Si aggira per una landa spaziale desolata, ha dimensioni intermedie tra quelle di Nettuno e della Terra e, dato che si trova in una regione dalle condizioni decisamente ostili, è stato soprannominato dagli astronomi il ‘Pianeta proibito’, nickname che rimanda ad un classico della cinematografia di fantascienza. Il solitario oggetto celeste è Ngts-4b, un esopianeta appartenente alla categoria dei Sub-nettuniani, individuato da un team internazionale di astronomi, coordinato dall’Università di Warwick. La scoperta è avvenuta tramite la Ngts (Next Generation Transit Survey), una struttura dedicata all’osservazione degli esopianeti con il metodo del transito, che si trova in Cile presso l’Osservatorio Paranal dell’Eso. I risultati dell’indagine, che si è basata sui dati di oltre 190mila immagini raccolte tra agosto 2016 e maggio 2017, sono stati pubblicati su Monthly Notices of the Royal Astronomical Society (articolo: “Ngts-4b: A sub-Neptune transiting in the desert”).

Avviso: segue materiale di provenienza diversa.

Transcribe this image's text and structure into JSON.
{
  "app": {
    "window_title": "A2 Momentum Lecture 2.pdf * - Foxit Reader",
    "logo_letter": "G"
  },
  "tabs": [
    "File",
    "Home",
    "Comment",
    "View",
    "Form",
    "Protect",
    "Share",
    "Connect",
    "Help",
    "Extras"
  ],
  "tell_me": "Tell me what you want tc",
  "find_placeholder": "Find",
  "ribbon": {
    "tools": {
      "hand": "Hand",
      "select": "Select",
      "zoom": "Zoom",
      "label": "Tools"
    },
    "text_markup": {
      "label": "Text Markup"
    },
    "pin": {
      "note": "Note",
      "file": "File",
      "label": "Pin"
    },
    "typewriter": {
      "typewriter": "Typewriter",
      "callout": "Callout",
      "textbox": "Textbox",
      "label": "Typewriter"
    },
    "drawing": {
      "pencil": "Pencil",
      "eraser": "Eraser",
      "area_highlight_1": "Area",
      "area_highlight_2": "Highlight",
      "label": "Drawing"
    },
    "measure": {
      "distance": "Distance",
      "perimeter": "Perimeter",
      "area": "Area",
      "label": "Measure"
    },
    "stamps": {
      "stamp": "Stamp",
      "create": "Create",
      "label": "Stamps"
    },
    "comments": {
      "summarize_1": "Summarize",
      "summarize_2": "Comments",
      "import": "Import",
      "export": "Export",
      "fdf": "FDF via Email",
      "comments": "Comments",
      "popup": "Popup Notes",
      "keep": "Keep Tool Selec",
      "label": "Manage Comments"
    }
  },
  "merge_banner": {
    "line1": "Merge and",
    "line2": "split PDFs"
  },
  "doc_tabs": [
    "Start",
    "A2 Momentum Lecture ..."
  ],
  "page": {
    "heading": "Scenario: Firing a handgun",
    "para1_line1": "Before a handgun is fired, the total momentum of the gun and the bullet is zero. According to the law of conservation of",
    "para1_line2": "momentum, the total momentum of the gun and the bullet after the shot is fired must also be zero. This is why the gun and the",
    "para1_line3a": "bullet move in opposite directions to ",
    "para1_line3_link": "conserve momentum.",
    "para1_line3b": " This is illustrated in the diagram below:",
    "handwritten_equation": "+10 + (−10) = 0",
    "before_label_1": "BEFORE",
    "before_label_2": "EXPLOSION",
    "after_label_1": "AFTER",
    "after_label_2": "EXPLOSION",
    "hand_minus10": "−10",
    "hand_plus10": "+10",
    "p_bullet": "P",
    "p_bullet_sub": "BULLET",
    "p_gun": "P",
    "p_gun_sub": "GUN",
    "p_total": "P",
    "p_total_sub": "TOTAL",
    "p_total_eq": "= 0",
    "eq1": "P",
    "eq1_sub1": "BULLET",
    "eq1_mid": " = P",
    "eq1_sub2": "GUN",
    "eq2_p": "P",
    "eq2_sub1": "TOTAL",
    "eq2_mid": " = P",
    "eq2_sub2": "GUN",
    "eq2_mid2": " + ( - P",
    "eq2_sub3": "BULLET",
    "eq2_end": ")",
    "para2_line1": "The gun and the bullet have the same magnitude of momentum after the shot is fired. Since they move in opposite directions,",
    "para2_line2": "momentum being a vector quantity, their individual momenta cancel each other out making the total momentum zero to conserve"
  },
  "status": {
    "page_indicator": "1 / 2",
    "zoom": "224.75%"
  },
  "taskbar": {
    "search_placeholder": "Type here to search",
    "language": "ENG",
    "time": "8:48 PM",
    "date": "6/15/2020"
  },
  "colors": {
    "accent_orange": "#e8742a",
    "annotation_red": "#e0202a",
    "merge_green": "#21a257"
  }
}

Ngts-4b, il 20% più piccolo di Nettuno ma circa 3 volte più grande della Terra, ha una sua atmosfera ed è stato ‘pescato’ in una zona definita ‘Deserto Nettuniano’: con questo appellativo gli astronomi indicano una regione, particolarmente vicina alle stelle, in cui non sono stati trovati in precedenza corpi celesti simili a Nettuno. Quest’area, infatti, riceve un’intensa radiazione stellare, che non permette ai pianeti di trattenere la loro atmosfera tanto che essi finiscono per ridursi ad un mero nucleo roccioso. Gli astronomi, quindi, sono rimasti stupiti nell’individuare la presenza di Ngts-4b, che è il primo corpo celeste di questo genere a resistere alle condizioni sfavorevoli del Deserto Nettuniano. (in alto, un’elaborazione artistica – credits: University of Warwick/Mark Garlick). L’esopianeta, che ha una temperatura di 1000 gradi ed orbita intorno alla sua stella in poco più di un giorno, è stato osservato grazie alla particolare sensibilità della struttura Ngts, che riesce a cogliere le diminuzioni della luce stellare anche dello 0,2%.

Due sono le ipotesi degli studiosi per spiegare l’attuale collocazione dell’esopianeta: si potrebbe essere spostato nel Deserto Nettuniano in tempi recenti dal punto di vista astronomico (nell’ultimo milione di anni), oppure potrebbe trattarsi di un corpo celeste originariamente più grande, la cui atmosfera si sta consumando a causa della radiazione stellare. Gli autori dello studio intendono proseguire l’esplorazione del Deserto Nettuniano per verificare se Ngts-4b possa avere compagnia o meno e per tracciare un identikit più preciso di questa zona, delineandone i confini e i parametri. Ulteriori ricerche in quest’ambito saranno utili per aggiornare i modelli relativi alla formazione e all’evoluzione planetaria e per comprendere i meccanismi sottesi alla distribuzione dei pianeti.